A las 11.00 y a las 18.00 horas, los trabajadores han llevado a cabo las primeras concentraciones, que se repetirán los días 11, 14, 15, 16, 17 y 18 de febrero. En la protesta han exhibido pancartas en las que se leía «En este hospital hace falta personal de limpieza», «El hospital creciendo, las limpiadoras corriendo», «Para que la Consejería abra la hucha, las limpiadoras en lucha», «Con Sierrallana hacen lo que les da la gana» o «Por el mantenimiento de esta plantilla y el cumplimiento de los acuerdos».
La presidenta del comité de empresa, Lourdes Pisano (UGT), ha explicado que han enviado sendos escritos poniendo de manifiesto su situación a las consejerías de Sanidad y de Economía, pero de momento solo Economía ha respondido y se han reunido con ellos, «pero Sanidad no nos ha contestado». En cuanto a la dirección del hospital «nos han escuchado», pero «hasta ahora no se ha resuelto nada», ha señalado Pisano.
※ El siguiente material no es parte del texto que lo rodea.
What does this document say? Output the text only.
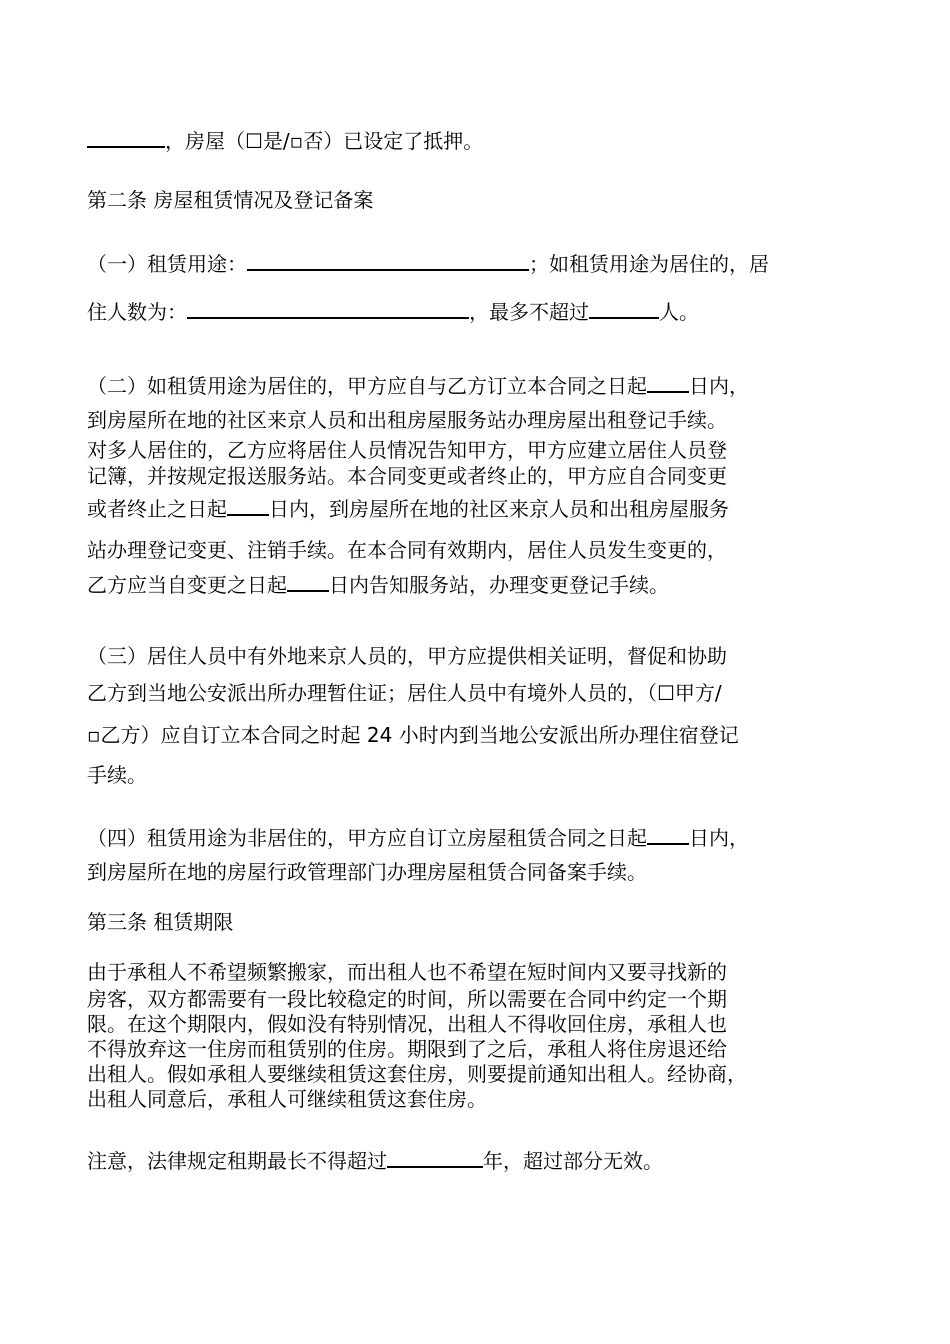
，房屋（☐是/▫否）已设定了抵押。
第二条 房屋租赁情况及登记备案
（一）租赁用途：	；如租赁用途为居住的，居
住人数为：	，最多不超过	人。
（二）如租赁用途为居住的，甲方应自与乙方订立本合同之日起 日内，
到房屋所在地的社区来京人员和出租房屋服务站办理房屋出租登记手续。
对多人居住的，乙方应将居住人员情况告知甲方，甲方应建立居住人员登
记簿，并按规定报送服务站。本合同变更或者终止的，甲方应自合同变更
或者终止之日起 日内，到房屋所在地的社区来京人员和出租房屋服务
站办理登记变更、注销手续。在本合同有效期内，居住人员发生变更的，
乙方应当自变更之日起 日内告知服务站，办理变更登记手续。
（三）居住人员中有外地来京人员的，甲方应提供相关证明，督促和协助
乙方到当地公安派出所办理暂住证；居住人员中有境外人员的，（☐甲方/
▫乙方）应自订立本合同之时起 24 小时内到当地公安派出所办理住宿登记
手续。
（四）租赁用途为非居住的，甲方应自订立房屋租赁合同之日起 日内，
到房屋所在地的房屋行政管理部门办理房屋租赁合同备案手续。
第三条 租赁期限
由于承租人不希望频繁搬家，而出租人也不希望在短时间内又要寻找新的
房客，双方都需要有一段比较稳定的时间，所以需要在合同中约定一个期
限。在这个期限内，假如没有特别情况，出租人不得收回住房，承租人也
不得放弃这一住房而租赁别的住房。期限到了之后，承租人将住房退还给
出租人。假如承租人要继续租赁这套住房，则要提前通知出租人。经协商，
出租人同意后，承租人可继续租赁这套住房。
注意，法律规定租期最长不得超过	年，超过部分无效。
Según ha dicho, «el presupuesto actual es claramente insuficiente para realizar el servicio en el nuevo edificio hospitalario de consultas externas y, simplemente, lo que exigimos es que haya más personal porque hay más áreas de trabajo». La presidenta del comité ha subrayado que «no se puede admitir que la plantilla no se incremente en la misma medida en que lo hace la carga de trabajo».
Respecto a las movilizaciones, desde el comité indican que si cumplido el calendario previsto de concentraciones, «si no se resuelve la escasez de personal, la sobrecarga de trabajo y los sistemáticos incumplimientos del convenio colectivo» se someterá a la asamblea de trabajadores para adoptar nuevas medidas, por lo que no descartan «paros y movilizaciones más contundentes».